Part of a larger investigation into digital transfers of memory, identity and belonging, these media combine experimental print processes with heritage craft techniques to explore how contemporary information has recently evolved to become mechanically boundless and difficult to perceive.
The title of this work references a Zen teaching that describes how perception can arise in different forms: understanding, confusion, and realisation.
In the beginning, mountains are mountains and waters are waters; then, mountains are no longer mountains and waters are no longer waters; finally, mountains are once again mountains and waters once again waters.
David McBurney |A Mountain is once again a Mountain 2024 (moving image) Looped image on 3 LED panels, each 100 x 50cm
POA
Alex Walker | Manual Distortion I 2023 | archival inkjet print with bespoke polished steel frame | 130 x 90 cm
Manual Exposure was born from a desire to challenge both the meaning and representation of an ‘ideal photograph’. Using instructional images from analogue photography manuals, which give examples of ideal lighting, exposure and subject, I manually manipulated the images during the process of exposure. Using haptic movements in tandem with the lens to create organic abstractions. I deliberately interrupted the photographic process which is intended to duplicate and represent, instead re-interpreting both the meaning and visual language of these suggested ‘ideal’ images. The resultant works reflect on the temporal nature of photography and its ability to capture more than just what is in front of the lens.
Vincent Ward | Bird in a room & Horses in loom | Video
Horses in Loom
In the small Tūhoe Māori community of Waimana Valley, a narrow gravel road threads through the surrounding ranges. At night, horses roam the road freely. Occasionally a collision reminds residents that these are living creatures - yet most nights they move unhindered, crossing the thresholds of what would normally be boundaries set by humans.
Among locals, some see them as kaitiaki — spiritual guardians, the embodied presence of ancestors whose bond to this valley is too strong to let them leave.
Along with Bird in a Room these videos seen together talk of human brevity and the space left behind,
Bird in a room.
A bird trapped in a room, bounces from corner to corner.
“Out of the dark the sparrow
flits through the banqueting-hall,
a candle’s warmth upon its wings;
then vanishes again
into the dark from which it came.
So brief our knowing.”
(Levertov echoing Bede)
“The Door Was Open and the House Was Dark. A quick bird crosses the room of light. The air remembers the flight.”

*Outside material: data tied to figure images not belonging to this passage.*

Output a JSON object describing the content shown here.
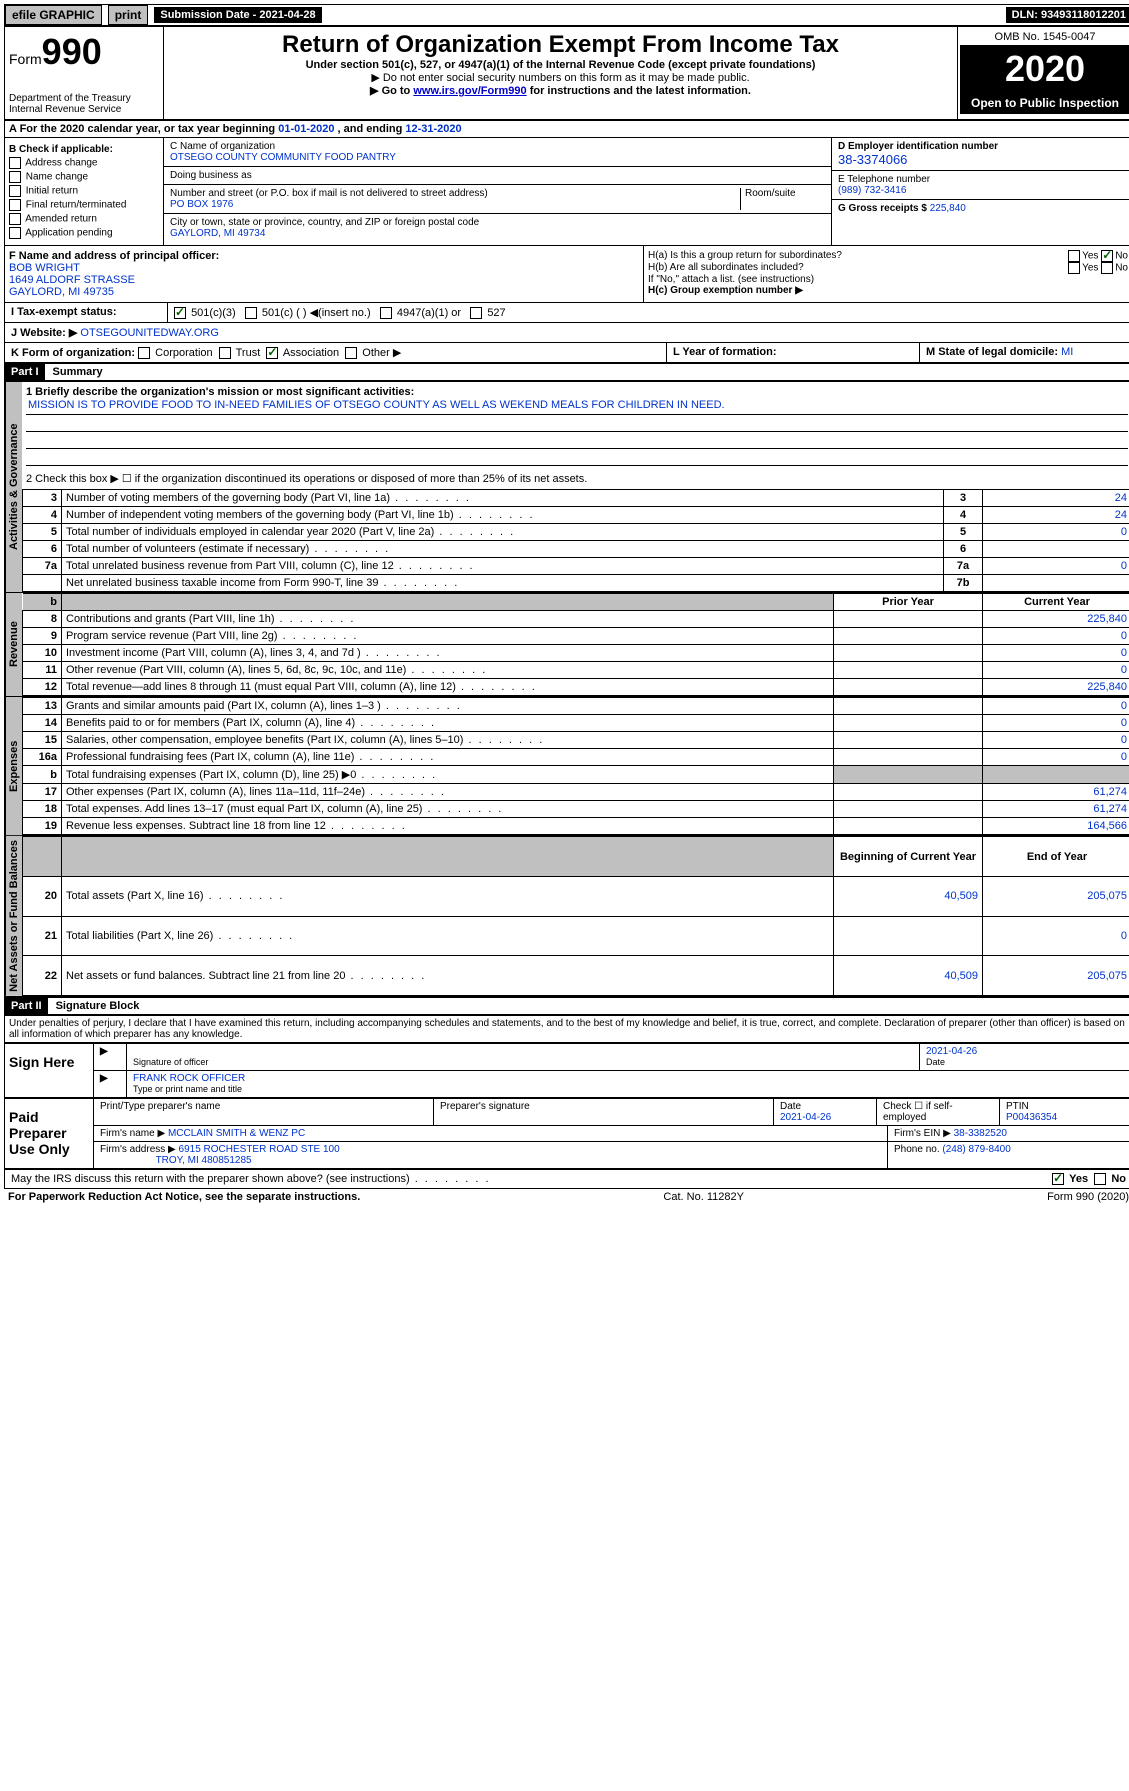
{
  "topbar": {
    "efile": "efile GRAPHIC",
    "print": "print",
    "submission": "Submission Date - 2021-04-28",
    "dln": "DLN: 93493118012201"
  },
  "header": {
    "form_prefix": "Form",
    "form_number": "990",
    "title": "Return of Organization Exempt From Income Tax",
    "subtitle": "Under section 501(c), 527, or 4947(a)(1) of the Internal Revenue Code (except private foundations)",
    "note1": "▶ Do not enter social security numbers on this form as it may be made public.",
    "note2_pre": "▶ Go to ",
    "note2_link": "www.irs.gov/Form990",
    "note2_post": " for instructions and the latest information.",
    "dept": "Department of the Treasury\nInternal Revenue Service",
    "omb": "OMB No. 1545-0047",
    "year": "2020",
    "open": "Open to Public Inspection"
  },
  "sectionA": {
    "text_pre": "A For the 2020 calendar year, or tax year beginning ",
    "begin": "01-01-2020",
    "mid": " , and ending ",
    "end": "12-31-2020"
  },
  "checkB": {
    "label": "B Check if applicable:",
    "items": [
      "Address change",
      "Name change",
      "Initial return",
      "Final return/terminated",
      "Amended return",
      "Application pending"
    ]
  },
  "blockC": {
    "name_label": "C Name of organization",
    "name": "OTSEGO COUNTY COMMUNITY FOOD PANTRY",
    "dba_label": "Doing business as",
    "dba": "",
    "street_label": "Number and street (or P.O. box if mail is not delivered to street address)",
    "room_label": "Room/suite",
    "street": "PO BOX 1976",
    "city_label": "City or town, state or province, country, and ZIP or foreign postal code",
    "city": "GAYLORD, MI 49734"
  },
  "blockD": {
    "label": "D Employer identification number",
    "ein": "38-3374066"
  },
  "blockE": {
    "label": "E Telephone number",
    "phone": "(989) 732-3416"
  },
  "blockG": {
    "label": "G Gross receipts $ ",
    "amount": "225,840"
  },
  "blockF": {
    "label": "F Name and address of principal officer:",
    "name": "BOB WRIGHT",
    "street": "1649 ALDORF STRASSE",
    "city": "GAYLORD, MI  49735"
  },
  "blockH": {
    "ha": "H(a)  Is this a group return for subordinates?",
    "hb": "H(b)  Are all subordinates included?",
    "hb_note": "If \"No,\" attach a list. (see instructions)",
    "hc": "H(c)  Group exemption number ▶",
    "yes": "Yes",
    "no": "No"
  },
  "rowI": {
    "label": "I  Tax-exempt status:",
    "opt1": "501(c)(3)",
    "opt2": "501(c) (  ) ◀(insert no.)",
    "opt3": "4947(a)(1) or",
    "opt4": "527"
  },
  "rowJ": {
    "label": "J  Website: ▶",
    "value": "OTSEGOUNITEDWAY.ORG"
  },
  "rowK": {
    "label": "K Form of organization:",
    "opts": [
      "Corporation",
      "Trust",
      "Association",
      "Other ▶"
    ],
    "checked_idx": 2
  },
  "rowL": {
    "label": "L Year of formation:",
    "value": ""
  },
  "rowM": {
    "label": "M State of legal domicile: ",
    "value": "MI"
  },
  "part1": {
    "header": "Part I",
    "title": "Summary",
    "line1_label": "1  Briefly describe the organization's mission or most significant activities:",
    "mission": "MISSION IS TO PROVIDE FOOD TO IN-NEED FAMILIES OF OTSEGO COUNTY AS WELL AS WEKEND MEALS FOR CHILDREN IN NEED.",
    "line2": "2  Check this box ▶ ☐  if the organization discontinued its operations or disposed of more than 25% of its net assets.",
    "rows_gov": [
      {
        "n": "3",
        "desc": "Number of voting members of the governing body (Part VI, line 1a)",
        "box": "3",
        "val": "24"
      },
      {
        "n": "4",
        "desc": "Number of independent voting members of the governing body (Part VI, line 1b)",
        "box": "4",
        "val": "24"
      },
      {
        "n": "5",
        "desc": "Total number of individuals employed in calendar year 2020 (Part V, line 2a)",
        "box": "5",
        "val": "0"
      },
      {
        "n": "6",
        "desc": "Total number of volunteers (estimate if necessary)",
        "box": "6",
        "val": ""
      },
      {
        "n": "7a",
        "desc": "Total unrelated business revenue from Part VIII, column (C), line 12",
        "box": "7a",
        "val": "0"
      },
      {
        "n": "",
        "desc": "Net unrelated business taxable income from Form 990-T, line 39",
        "box": "7b",
        "val": ""
      }
    ],
    "col_prior": "Prior Year",
    "col_current": "Current Year",
    "rows_rev": [
      {
        "n": "8",
        "desc": "Contributions and grants (Part VIII, line 1h)",
        "prior": "",
        "cur": "225,840"
      },
      {
        "n": "9",
        "desc": "Program service revenue (Part VIII, line 2g)",
        "prior": "",
        "cur": "0"
      },
      {
        "n": "10",
        "desc": "Investment income (Part VIII, column (A), lines 3, 4, and 7d )",
        "prior": "",
        "cur": "0"
      },
      {
        "n": "11",
        "desc": "Other revenue (Part VIII, column (A), lines 5, 6d, 8c, 9c, 10c, and 11e)",
        "prior": "",
        "cur": "0"
      },
      {
        "n": "12",
        "desc": "Total revenue—add lines 8 through 11 (must equal Part VIII, column (A), line 12)",
        "prior": "",
        "cur": "225,840"
      }
    ],
    "rows_exp": [
      {
        "n": "13",
        "desc": "Grants and similar amounts paid (Part IX, column (A), lines 1–3 )",
        "prior": "",
        "cur": "0"
      },
      {
        "n": "14",
        "desc": "Benefits paid to or for members (Part IX, column (A), line 4)",
        "prior": "",
        "cur": "0"
      },
      {
        "n": "15",
        "desc": "Salaries, other compensation, employee benefits (Part IX, column (A), lines 5–10)",
        "prior": "",
        "cur": "0"
      },
      {
        "n": "16a",
        "desc": "Professional fundraising fees (Part IX, column (A), line 11e)",
        "prior": "",
        "cur": "0"
      },
      {
        "n": "b",
        "desc": "Total fundraising expenses (Part IX, column (D), line 25) ▶0",
        "prior": "shaded",
        "cur": "shaded"
      },
      {
        "n": "17",
        "desc": "Other expenses (Part IX, column (A), lines 11a–11d, 11f–24e)",
        "prior": "",
        "cur": "61,274"
      },
      {
        "n": "18",
        "desc": "Total expenses. Add lines 13–17 (must equal Part IX, column (A), line 25)",
        "prior": "",
        "cur": "61,274"
      },
      {
        "n": "19",
        "desc": "Revenue less expenses. Subtract line 18 from line 12",
        "prior": "",
        "cur": "164,566"
      }
    ],
    "col_begin": "Beginning of Current Year",
    "col_end": "End of Year",
    "rows_net": [
      {
        "n": "20",
        "desc": "Total assets (Part X, line 16)",
        "prior": "40,509",
        "cur": "205,075"
      },
      {
        "n": "21",
        "desc": "Total liabilities (Part X, line 26)",
        "prior": "",
        "cur": "0"
      },
      {
        "n": "22",
        "desc": "Net assets or fund balances. Subtract line 21 from line 20",
        "prior": "40,509",
        "cur": "205,075"
      }
    ],
    "sidebar_gov": "Activities & Governance",
    "sidebar_rev": "Revenue",
    "sidebar_exp": "Expenses",
    "sidebar_net": "Net Assets or Fund Balances"
  },
  "part2": {
    "header": "Part II",
    "title": "Signature Block",
    "perjury": "Under penalties of perjury, I declare that I have examined this return, including accompanying schedules and statements, and to the best of my knowledge and belief, it is true, correct, and complete. Declaration of preparer (other than officer) is based on all information of which preparer has any knowledge."
  },
  "sign": {
    "left": "Sign Here",
    "sig_officer": "Signature of officer",
    "date": "2021-04-26",
    "date_label": "Date",
    "name": "FRANK ROCK  OFFICER",
    "name_label": "Type or print name and title"
  },
  "paid": {
    "left": "Paid Preparer Use Only",
    "h1": "Print/Type preparer's name",
    "h2": "Preparer's signature",
    "h3": "Date",
    "h3v": "2021-04-26",
    "h4": "Check ☐ if self-employed",
    "h5": "PTIN",
    "h5v": "P00436354",
    "firm_name_label": "Firm's name     ▶",
    "firm_name": "MCCLAIN SMITH & WENZ PC",
    "firm_ein_label": "Firm's EIN ▶",
    "firm_ein": "38-3382520",
    "firm_addr_label": "Firm's address ▶",
    "firm_addr1": "6915 ROCHESTER ROAD STE 100",
    "firm_addr2": "TROY, MI  480851285",
    "phone_label": "Phone no.",
    "phone": "(248) 879-8400"
  },
  "discuss": {
    "text": "May the IRS discuss this return with the preparer shown above? (see instructions)",
    "yes": "Yes",
    "no": "No"
  },
  "footer": {
    "left": "For Paperwork Reduction Act Notice, see the separate instructions.",
    "mid": "Cat. No. 11282Y",
    "right": "Form 990 (2020)"
  }
}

(Seamus Heaney echoing Bede)
Oliver Wagner | Reconstructed painting 84 | house paint on linen | 91 x 66 cm
Wei Weng | Heartfelt Void, 2025 | Urushi lacquer, ash, wood, stainless steel chain, dimension 200 cm x 80 cmx 80 cm
My urushi lacquer work always begins with a phase of profound black. This flawless, pitch-dark foundation is essential, both as a canvas for subsequent decoration and as a deep well of inspiration. It is within this darkness that I conceive of transforming humble materials—eggshells, balloons, plastic bottles—preserving them within the urushi to create relics for the future.
Wei Weng
Born in China and now based in Melbourne, artist Wei Weng is known for using photography, lacquer installations, and speculative text to explore sensory connections between nature and memory. Holding an MFA in Painting from the California College of the Arts (2005), her work has been exhibited in international galleries in cities such as Kyoto, Rome, and Melbourne. She was nominated for the Leica Oskar Barnack Award (2023). Her recent projects Museum of Lost Heirs (2026) and Air Hunter (2024) challenge the liminal and poetic borders of storytelling.